Larry Weldon

No. 31
- Position: Quarterback

Personal information
- Born: June 24, 1915 Sumter, South Carolina, U.S.
- Died: August 17, 1990 (aged 75) Virginia Beach, Virginia, U.S.

Career information
- High school: Hillcrest (SC)
- College: Presbyterian

Career history
- Washington Redskins (1944–1945);

Career statistics
- Games played: 12
- Stats at Pro Football Reference

= Larry Weldon =

American football player (1915–1990)

Lawrence Davis "Coon" Weldon (June 24, 1915 - August 17, 1990) was an American football quarterback in the National Football League (NFL) for the Washington Redskins. He attended Presbyterian College.

==Early life==
Weldon was born in Sumter, South Carolina, and attended Hillcrest High School in Dalzell, South Carolina, where he played high school football.

==College career==
Weldon attended and played college football at Presbyterian College in Clinton, South Carolina. He also played baseball.

==Professional career==
After college, Weldon played for the Portsmouth Cubs of the Dixie League, and won the championship in 1939 and 1940. He set a new league record by throwing seven touchdown passes in the span of ten games. Over a span of 20 games in 1939 and 1940, the Cubs managed to win 16 games, lose two, and tie two games (a .889 winning percentage). He led the Dixie league in scoring in 1938 and 1939, and was named the league MVP in 1939. He returned to the Dixie League in 1946, and played for the Norfolk Shamrocks.
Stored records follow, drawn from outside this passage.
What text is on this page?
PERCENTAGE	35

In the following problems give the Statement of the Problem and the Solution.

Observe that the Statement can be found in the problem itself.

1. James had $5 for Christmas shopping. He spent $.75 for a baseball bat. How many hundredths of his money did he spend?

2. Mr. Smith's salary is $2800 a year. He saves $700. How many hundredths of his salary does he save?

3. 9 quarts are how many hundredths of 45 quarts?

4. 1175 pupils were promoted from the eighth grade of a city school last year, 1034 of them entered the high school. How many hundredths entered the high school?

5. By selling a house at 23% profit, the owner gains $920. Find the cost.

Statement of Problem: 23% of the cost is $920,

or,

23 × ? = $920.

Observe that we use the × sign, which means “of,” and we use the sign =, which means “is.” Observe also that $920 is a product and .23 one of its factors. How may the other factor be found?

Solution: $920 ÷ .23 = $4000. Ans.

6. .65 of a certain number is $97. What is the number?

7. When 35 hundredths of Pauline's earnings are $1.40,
While playing in the Dixie League, Weldon also played Minor League Baseball (MiLB) as a pitcher under the moniker "Larry Jacobs". He took the assumed name because he was under contract to the St. Louis Cardinals and didn't want the owners to know he was playing football. He also used this name with the San Diego Padres. Among other teams, he played for the Spartanburg Spartans, a Cardinals' farm team in the South Atlantic (Sally) League.

Weldon played in the National Football League (NFL) for the Washington Redskins in 1944-1945. He was the backup quarterback behind future Hall of Fame quarterback Sammy Baugh.

After playing with the Redskins, Weldon played for the Wilmington Clippers of the American Football League in 1946. He returned as coach for the Clippers in 1949, after a brief stint as an assistant coach at West Virginia University.

==Coaching career==
After retiring from professional football, Weldon became a high school football coach. He was the head football coach at Cradock High School in Portsmouth, Virginia, for 19 seasons (now Woodrow Wilson High School), then stepped down in 1969 to become the athletic director, a position he held until 1972. He then resigned to become a principal in Lunenburg County, Virginia. He also coached at Bishopville High School in Bishopville, South Carolina, Hargrave Military Academy, and Presbyterian College.

In 1946, Weldon hired Art Baker as Sumter High School's B Team head coach, which was Baker's first coaching position. Baker went on to be the head coach of the Furman (1973–1977), The Citadel (1978–1982) and East Carolina (1985–1988) college football programs. In 1948, Weldon was chosen to be the head coach of "Lower State" team in the first annual South Carolina high school football all-star game, which they won.

==Personal life==
Weldon was married with four children. He died on August 17, 1990, in Virginia Beach, Virginia.